Thirdly, Decree-Law no. 91/2018 of 12 November was enacted, introducing Directive (EU) 2015/2366 of the European Parliament and of the Council, of 25 November 2015 (“PSD 2”), into the Portuguese legal order. PSD 2 introduces new types of payment services, enhances customer protection and security, and enlarges the scope of the original PSD. Banks will now be required to provide licensed third-party businesses with free access to customer data and account information, where the customer has given explicit consent for this purpose. These new transparency measures seek to promote payment innovation in the current technological context and constitute an important step towards establishing the Digital Single Market in Europe – the European Commission’s strategy to ensure fair competition and a high level of consumer and personal data protection in the access to online activities.

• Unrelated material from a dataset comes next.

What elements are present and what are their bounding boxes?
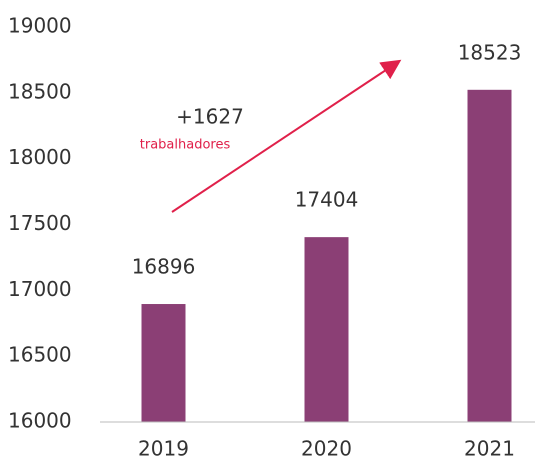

2019 is expected to be generally marked by the abovementioned Decree-Law, which introduces a set of requirements and measures aimed at changing the regulation of new payment services existing on the market, to allow such new payment services providers to share information between themselves. The Decree-Law additionally establishes cross-border payments in the European Union, the technical and business requirements for credit and direct debit transfers in euros, and the currency exchange rates applicable to transactions paid by card, while also regulating the provision of information on accounts and the initiation of payments.

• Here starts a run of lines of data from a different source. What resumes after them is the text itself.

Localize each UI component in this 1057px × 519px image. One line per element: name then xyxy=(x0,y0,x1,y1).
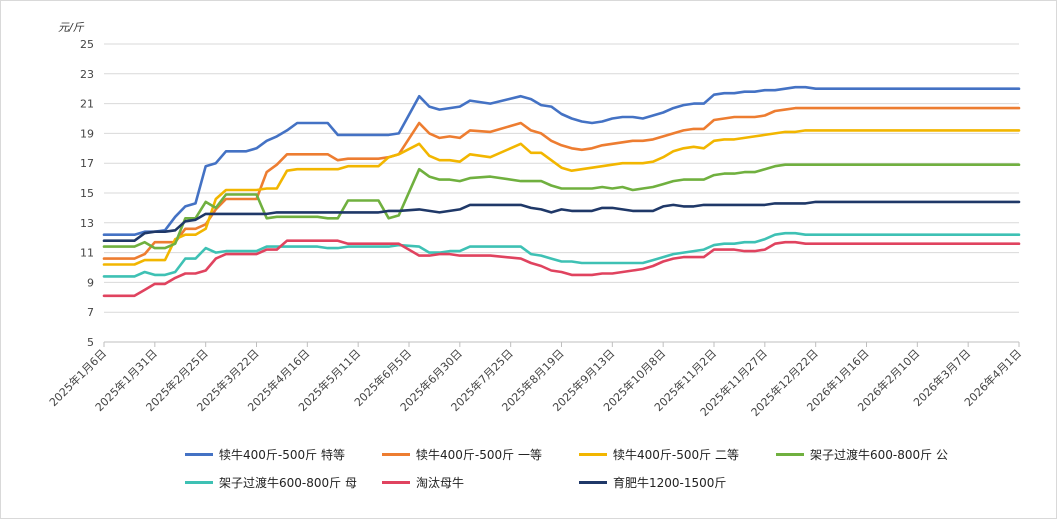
y-tick-label: 7 xyxy=(87,306,94,319)
series-line xyxy=(102,85,1021,236)
legend-item: 架子过渡牛600-800斤 公 xyxy=(776,446,948,463)
legend-swatch xyxy=(776,453,804,456)
y-tick-label: 25 xyxy=(80,38,94,51)
y-tick-label: 23 xyxy=(80,68,94,81)
legend-label: 淘汰母牛 xyxy=(416,476,465,490)
series-line xyxy=(102,200,1021,242)
series-line xyxy=(102,129,1021,266)
legend-item: 育肥牛1200-1500斤 xyxy=(579,474,726,491)
y-tick-label: 9 xyxy=(87,276,94,289)
series-line xyxy=(102,231,1021,278)
legend-label: 犊牛400斤-500斤 二等 xyxy=(613,448,739,462)
legend-item: 犊牛400斤-500斤 一等 xyxy=(382,446,542,463)
y-unit-label: 元/斤 xyxy=(58,21,84,34)
y-tick-label: 21 xyxy=(80,98,94,111)
legend-swatch xyxy=(382,481,410,484)
legend-item: 犊牛400斤-500斤 特等 xyxy=(185,446,345,463)
y-tick-label: 5 xyxy=(87,336,94,349)
series-line xyxy=(102,163,1021,250)
legend-swatch xyxy=(185,453,213,456)
legend-label: 架子过渡牛600-800斤 母 xyxy=(219,476,357,490)
legend-label: 犊牛400斤-500斤 特等 xyxy=(219,448,345,462)
legend-swatch xyxy=(185,481,213,484)
series-line xyxy=(102,106,1021,260)
legend-item: 淘汰母牛 xyxy=(382,474,464,491)
y-tick-label: 15 xyxy=(80,187,94,200)
legend-label: 犊牛400斤-500斤 一等 xyxy=(416,448,542,462)
legend-label: 育肥牛1200-1500斤 xyxy=(613,476,727,490)
legend-swatch xyxy=(382,453,410,456)
y-tick-label: 13 xyxy=(80,217,94,230)
legend-item: 犊牛400斤-500斤 二等 xyxy=(579,446,739,463)
legend-label: 架子过渡牛600-800斤 公 xyxy=(810,448,948,462)
legend-swatch xyxy=(579,453,607,456)
series-line xyxy=(102,239,1021,298)
y-tick-label: 19 xyxy=(80,127,94,140)
legend-swatch xyxy=(579,481,607,484)
legend-item: 架子过渡牛600-800斤 母 xyxy=(185,474,357,491)
y-tick-label: 17 xyxy=(80,157,94,170)
y-tick-label: 11 xyxy=(80,247,94,260)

Fourthly, EU Regulation no. 2016/679 of the European Parliament and of the Council, of 27 April 2016, also known as the General Data Protection Regulation (“GDPR”), and which is aimed at unifying the regime governing the processing and movement of personal data throughout the European Union, became applicable as of 25 May 2018. The GDPR introduced significant changes, forcing a shift in privacy policies for every company that deals with private and personal data and imposing a set of new obligations on companies handling data, non-compliance with which results in heavy fines. Rules on client (or data subject) consent have been strengthened and extraterritorial applicability has been introduced, as the regulation applies to all companies which process the personal data of data subjects residing in the EU, regardless of the company’s location.In light of the above, the first challenge businesses now face is to provide a timely and due response to all regulatory and supervisory developments and requirements. Coupled with this increased regulatory pressure, the Portuguese banking sector is undertaking a deep review of existing business models, in order to better respond to customer trends and the technological innovations that are transforming banking activity around Europe and throughout the world.
Notwithstanding the opportunity for improved efficiency in the banking sector, these technological innovations present a wide range of new challenges – notably, in terms of cyber-security and the potential increase in competition in certain activities banks have traditionally undertaken – and, as such, it is still uncertain whether all banks will manage to successfully respond to these challenges.